Cliffs
Olivier Adam is the author of many novels and children’s books, several of which have been adapted for film, including his debut Je vais bien, ne t’en fais pas. In 2004 he won the Prix Goncourt for his short story “Passer l’hiver.” He is also a founder and current member of the program planning committee of the “Les Correspondance de Manosque” literary festival.
The protagonist-narrator of Cliffs bears some striking similarities to Adam. They share the same first name, are both writers and suffer from depression, which may explain why the novel reads, emotionally, like a real memoir—sans melodrama.
The novel follows the protagonist’s reflections on his life over one night—the twentieth anniversary of his mother’s suicide. He rests in the same hotel room his family stayed in the night of his mother’s death, which is situated on the same sea and cliffs where she killed herself. Lying down, Olivier attempts to move away from his past, and his present is precariously shelved, as if on the same cliff his mother threw herself from. On the first page he discusses this sundering, which his future is indebted to as he takes his plunge:
I’m thirty-one and my life is just beginning. I don’t have a childhood, and from now on, any childhood will do. My mother is dead and everyone I cared about is gone. Life has wiped me clean like the empty table at which Claire and I are sitting and at which Chloé has pulled up a chair, a sweet smile playing at the corners of her mouth.
It is his daughter Chloé for whom Olivier decides to restart his life, and he may relive his childhood vicariously through her while trying to avoid conferring the same travails he experienced onto her.
The novel could be read as Olivier’s final thoughts on his life to date as he falls through the darkness towards the uncompromising rocks, paralleling his mother’s passing. Or it could simply be his rationalization to move on. Nonetheless, his narrative traces memories of his night-walking, earth-consuming mother, his years of escapist sex, drug and alcohol abuse, the mutual disgust he and his brother Antione feel for their oppressive and absent father, his independent years in Paris, and the death of two close friends. Throughout, the ghost of Olivier’s mother continuously appears, demonstrating the extreme degree to which her death preoccupies him. Depressing? Yes, but it is frosted with a rectifying layer of uncertain hope.

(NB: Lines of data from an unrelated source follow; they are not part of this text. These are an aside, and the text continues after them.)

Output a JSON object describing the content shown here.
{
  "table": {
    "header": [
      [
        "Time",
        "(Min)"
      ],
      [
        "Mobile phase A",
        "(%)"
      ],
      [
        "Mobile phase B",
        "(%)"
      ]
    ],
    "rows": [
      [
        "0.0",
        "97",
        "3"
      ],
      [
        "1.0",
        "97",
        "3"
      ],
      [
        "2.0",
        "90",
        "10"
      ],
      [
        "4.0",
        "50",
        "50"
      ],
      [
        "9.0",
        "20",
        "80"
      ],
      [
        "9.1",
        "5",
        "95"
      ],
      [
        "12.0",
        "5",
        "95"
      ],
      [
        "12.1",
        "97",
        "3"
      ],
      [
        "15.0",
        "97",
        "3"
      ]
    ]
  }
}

Adam’s mastery of the language (and Sue Rose’s deft and thoughtful translation) is what makes Cliffs so engaging. It reads like the music of Billie Holiday, Nick Drake, and/or Leonard Cohen sounds. (In the novel, Olivier recalls listening to all three). Olivier’s narrative voice takes the form of a mix between the unvarnished Cohen and Drake, while the complexity and subtle emotional intensity of Holiday’s “Strange Fruit” mark the tale of his mother’s suicide. To gather a sense of the novel as a whole, one considers Drake’s “Pink Moon:” short, sweet, melodic, melancholic and, after the first spin, leaves the listener bursting with the sense of unperceived meaning, and wishing to go again.
At the end of the book a summarizing “I’m thirty-one…” reprise reveals much of the tone:
I’m thirty-one and it doesn’t matter. I know how heavy the dead are. And I know about bad luck. I know about loss and devastation, the taste of blood, the wasted years and those that trickle through your fingers. I know how deep the sand is, I’ve experienced its resistance, its soft, ambiguous material. I know that nothing is dependable, that everything unravels, cracks and shatters, that everything withers and everything dies. Life damages the living and no one ever puts the pieces back together or picks them up.
Ultimately, the sea is not just a place for death, it also takes hold of some of its more common connotations: cleansing and reflection. Cliffs is spectacular from top to bottom.